3. Naquela ação, o Reclamante, tal qual os demais Autores da referida ação plúrima, postulou o pagamento de verbas rescisórias, multas dos arts. 467 e 477, férias em dobro, ticket alimentação, condenação subsidiária da PETROBRAS e honorários advocatícios.

4. Essencialmente, todos esses pedidos foram reproduzidos na presente ação.

5. Vale destacar que na ação n° 0001159-88.2014.5.17.0001 não foi proferida qualquer decisão, razão pela qual imperioso o acolhimento da litispendência ora arguida.

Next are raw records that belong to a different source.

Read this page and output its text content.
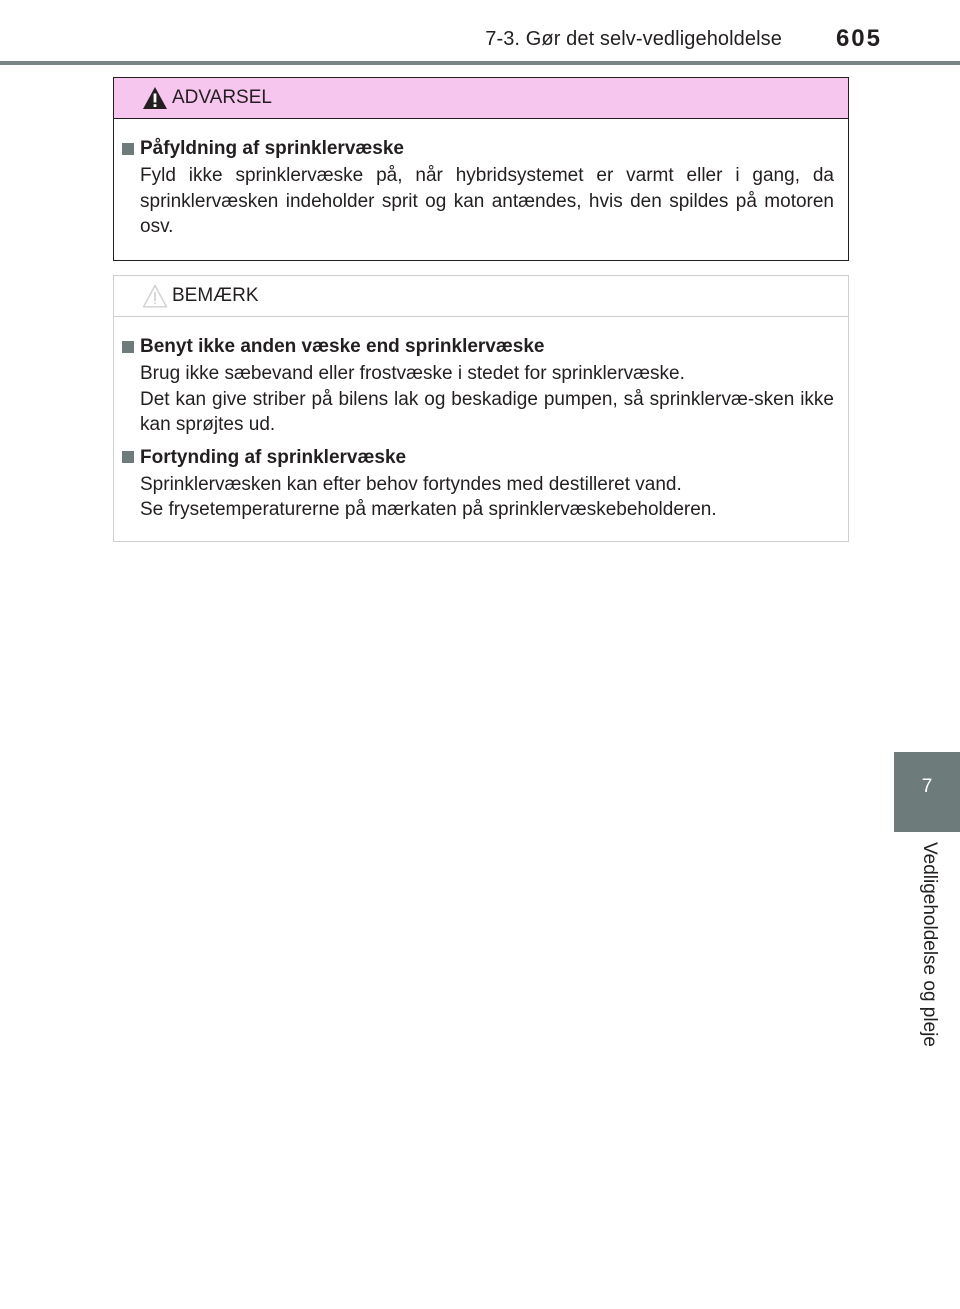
7-3. Gør det selv-vedligeholdelse 605
ADVARSEL
Påfyldning af sprinklervæske
Fyld ikke sprinklervæske på, når hybridsystemet er varmt eller i gang, da sprinklervæsken indeholder sprit og kan antændes, hvis den spildes på motoren osv.
BEMÆRK
Benyt ikke anden væske end sprinklervæske
Brug ikke sæbevand eller frostvæske i stedet for sprinklervæske.
Det kan give striber på bilens lak og beskadige pumpen, så sprinklervæ-sken ikke kan sprøjtes ud.
Fortynding af sprinklervæske
Sprinklervæsken kan efter behov fortyndes med destilleret vand.
Se frysetemperaturerne på mærkaten på sprinklervæskebeholderen.
7
Vedligeholdelse og pleje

6. Ainda, cumpre ressalvar que, em razão da prevenção do Juízo da 5a VT/Vitória, que recebeu anteriormente a ação n° 0001056-69.2014.5.17.0005 movida pelos mesmos 9 (nove) Reclamantes, mas que foi extinta sem exame do mérito, em razão da determinação de desmembramento da ação plúrima em ações individuais, foi a acima mencionada ação n° 0001159-88.2014.5.17.0001, recebida para processamento pela 5a VT/Vitória, por prevenção.

7. Contudo, caso entenda esse r. Juízo não ser o caso de litispendência, imperiosa se revela a reunião das referidas ações, até mesmo para que não haja decisões conflitantes em relação aos mesmos temos e, ainda, pagamento em duplicidade, em manifesto enriquecimento sem causa.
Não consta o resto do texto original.